Sunday, September 7, 2008

Cranbrook Meeting, Sept. 8

From Dick Gala, WAS mailing list manager:


Dear WAS members,
The September 2008 Cranbrook WAS meeting will be held on Monday, September 8th at 7:30 pm at the Cranbrook Institute of Science auditorium.

The main speaker will be Phil Martin and the title of his presentation will be "Astronomy for Gearheads".

It will be a picture tour and tutorial of how to set up a "portable computer controlled observatory" in 90 minutes (or less). Phil will also included a section on how to build a desktop PC from scratch (since you need one if you want computer control! LOL), and will finish with a short slide show of any presentable images (according to Phil) that he has taken since he started on this odyssey only a few short years ago.

Dr. Phil Martin was the former treasurer of WAS and has been a Senior Research Scientist at Wayne State University's Medical School for the past 30 years. He has over 50 publications in major peered scientific journals, mostly in the field of Macromolecular X-ray Crystallography. In fact, Phil has a first author on a paper with Nobel Prize winner Robert Huber on the structure of the blood clotting enzyme, thrombin. Most recently he has switched fields by going from crystallography, which he considers way too easy now, and has gone into Quantum Mechanics/Molecular Mechanics applications to macromolecular enzyme systems.

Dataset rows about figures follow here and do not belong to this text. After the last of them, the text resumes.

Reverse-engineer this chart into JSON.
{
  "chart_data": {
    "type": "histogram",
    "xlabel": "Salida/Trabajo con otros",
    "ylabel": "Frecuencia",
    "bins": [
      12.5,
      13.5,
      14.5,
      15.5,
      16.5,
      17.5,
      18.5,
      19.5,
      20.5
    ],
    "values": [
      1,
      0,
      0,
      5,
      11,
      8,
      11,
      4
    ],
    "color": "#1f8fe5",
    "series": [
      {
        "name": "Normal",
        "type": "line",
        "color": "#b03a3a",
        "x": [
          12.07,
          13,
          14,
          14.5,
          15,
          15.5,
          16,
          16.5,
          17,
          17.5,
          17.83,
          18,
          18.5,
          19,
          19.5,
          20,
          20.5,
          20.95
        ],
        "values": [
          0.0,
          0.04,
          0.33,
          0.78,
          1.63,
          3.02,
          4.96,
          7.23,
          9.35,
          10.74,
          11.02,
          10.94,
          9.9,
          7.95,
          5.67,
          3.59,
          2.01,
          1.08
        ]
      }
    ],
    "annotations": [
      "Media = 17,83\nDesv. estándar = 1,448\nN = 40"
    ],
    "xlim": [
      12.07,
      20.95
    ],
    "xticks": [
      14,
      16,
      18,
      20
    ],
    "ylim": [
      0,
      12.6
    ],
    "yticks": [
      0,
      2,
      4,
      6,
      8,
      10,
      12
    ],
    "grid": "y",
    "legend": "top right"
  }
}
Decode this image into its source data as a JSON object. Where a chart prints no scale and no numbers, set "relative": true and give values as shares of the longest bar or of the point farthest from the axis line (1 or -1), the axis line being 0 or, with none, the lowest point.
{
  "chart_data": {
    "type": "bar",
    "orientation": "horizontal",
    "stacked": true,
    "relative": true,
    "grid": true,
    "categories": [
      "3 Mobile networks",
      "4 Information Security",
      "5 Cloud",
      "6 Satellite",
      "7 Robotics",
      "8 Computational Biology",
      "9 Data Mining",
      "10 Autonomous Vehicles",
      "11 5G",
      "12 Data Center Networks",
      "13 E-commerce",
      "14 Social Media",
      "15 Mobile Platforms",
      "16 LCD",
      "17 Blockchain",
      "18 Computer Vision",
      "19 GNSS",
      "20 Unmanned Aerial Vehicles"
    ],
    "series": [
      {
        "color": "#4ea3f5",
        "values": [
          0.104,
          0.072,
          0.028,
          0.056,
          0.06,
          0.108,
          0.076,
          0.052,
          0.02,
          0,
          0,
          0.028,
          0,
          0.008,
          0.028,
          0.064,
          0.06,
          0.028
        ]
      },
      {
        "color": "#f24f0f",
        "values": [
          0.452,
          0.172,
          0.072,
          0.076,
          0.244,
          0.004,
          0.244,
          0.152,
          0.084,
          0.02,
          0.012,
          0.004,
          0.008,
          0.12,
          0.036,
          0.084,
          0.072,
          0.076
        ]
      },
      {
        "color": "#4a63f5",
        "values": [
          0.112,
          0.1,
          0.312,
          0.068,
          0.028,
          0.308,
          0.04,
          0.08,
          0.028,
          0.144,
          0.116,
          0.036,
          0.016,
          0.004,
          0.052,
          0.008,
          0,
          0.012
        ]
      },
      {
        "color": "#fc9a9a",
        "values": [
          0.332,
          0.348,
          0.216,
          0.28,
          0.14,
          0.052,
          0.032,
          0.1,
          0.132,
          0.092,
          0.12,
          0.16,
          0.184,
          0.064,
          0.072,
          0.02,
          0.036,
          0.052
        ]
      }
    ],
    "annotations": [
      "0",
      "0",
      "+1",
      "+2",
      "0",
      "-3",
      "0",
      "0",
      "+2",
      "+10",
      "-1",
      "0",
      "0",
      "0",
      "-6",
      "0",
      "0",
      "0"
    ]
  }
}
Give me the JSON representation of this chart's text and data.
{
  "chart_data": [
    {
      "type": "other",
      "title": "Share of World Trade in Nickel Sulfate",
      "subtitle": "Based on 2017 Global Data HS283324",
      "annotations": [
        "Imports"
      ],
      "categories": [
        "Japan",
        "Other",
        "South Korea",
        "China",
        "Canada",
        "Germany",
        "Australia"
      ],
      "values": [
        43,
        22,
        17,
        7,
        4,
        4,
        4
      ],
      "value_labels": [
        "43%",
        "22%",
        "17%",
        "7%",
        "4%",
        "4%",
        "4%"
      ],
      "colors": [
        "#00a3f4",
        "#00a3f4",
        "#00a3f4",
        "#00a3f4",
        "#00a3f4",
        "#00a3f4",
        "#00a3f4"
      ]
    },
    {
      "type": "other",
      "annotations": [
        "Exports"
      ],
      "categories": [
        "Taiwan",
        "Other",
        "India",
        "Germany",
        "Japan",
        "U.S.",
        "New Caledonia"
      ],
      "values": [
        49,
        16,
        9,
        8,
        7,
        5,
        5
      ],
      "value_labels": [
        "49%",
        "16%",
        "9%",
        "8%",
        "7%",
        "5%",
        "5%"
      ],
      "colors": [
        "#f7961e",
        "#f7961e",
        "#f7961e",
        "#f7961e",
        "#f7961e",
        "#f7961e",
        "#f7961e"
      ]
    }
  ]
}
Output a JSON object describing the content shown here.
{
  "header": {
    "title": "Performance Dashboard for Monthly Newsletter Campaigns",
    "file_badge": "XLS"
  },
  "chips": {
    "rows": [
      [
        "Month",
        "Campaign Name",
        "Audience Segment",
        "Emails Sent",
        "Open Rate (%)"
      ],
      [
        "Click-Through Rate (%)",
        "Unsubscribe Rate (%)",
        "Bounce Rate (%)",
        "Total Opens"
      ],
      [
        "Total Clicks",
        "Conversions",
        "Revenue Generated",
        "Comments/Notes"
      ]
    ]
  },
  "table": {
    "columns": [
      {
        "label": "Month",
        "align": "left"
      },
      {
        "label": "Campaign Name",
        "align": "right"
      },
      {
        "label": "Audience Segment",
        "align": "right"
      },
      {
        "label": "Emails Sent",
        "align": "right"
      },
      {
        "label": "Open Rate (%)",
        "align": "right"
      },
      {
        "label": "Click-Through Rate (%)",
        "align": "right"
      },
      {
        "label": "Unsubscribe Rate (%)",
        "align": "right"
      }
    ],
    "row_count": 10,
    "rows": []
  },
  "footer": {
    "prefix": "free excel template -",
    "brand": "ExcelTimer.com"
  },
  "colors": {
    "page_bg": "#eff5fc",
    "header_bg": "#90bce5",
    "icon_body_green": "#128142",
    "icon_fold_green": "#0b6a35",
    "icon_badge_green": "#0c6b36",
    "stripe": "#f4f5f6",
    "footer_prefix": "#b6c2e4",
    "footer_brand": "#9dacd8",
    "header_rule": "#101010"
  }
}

It is obvious that Phil is an astronomy "gear head". While others are setting up their telescopes for observing, Phil is busy doing the same, but also making the appropriate electrical connections to his portable observatory. The ongoing joke is that Phil never observes, and doesn't even own any eye pieces. Not true, not true, he says!! Phil has a nice array of various eyepieces, including 9 and 16 mm Naglers. Since imaging an object usually takes over two hours, and is completely automated, Phil wanders around at star parties and looks through other people's telescopes. And, when he gets tired of imaging, he gets excellent views through the 78 mm Tak or 11 inch CGE 1100. In fact, just last week he "observed" both Venus and Mercury at sunset.

Phil also builds computers from scratch. He has built his own cluster of five high speed computational nodes to do computational chemistry at Wayne, has 4 desktops and two laptops at home, and will show you how easy it is to build your own "screamer" for home and observatory in his upcoming seminar, "Astronomy For Gearheads."

In addition Ken Bertin will take a few minutes to share with us his trip to China to view the August Total Solar Eclipse.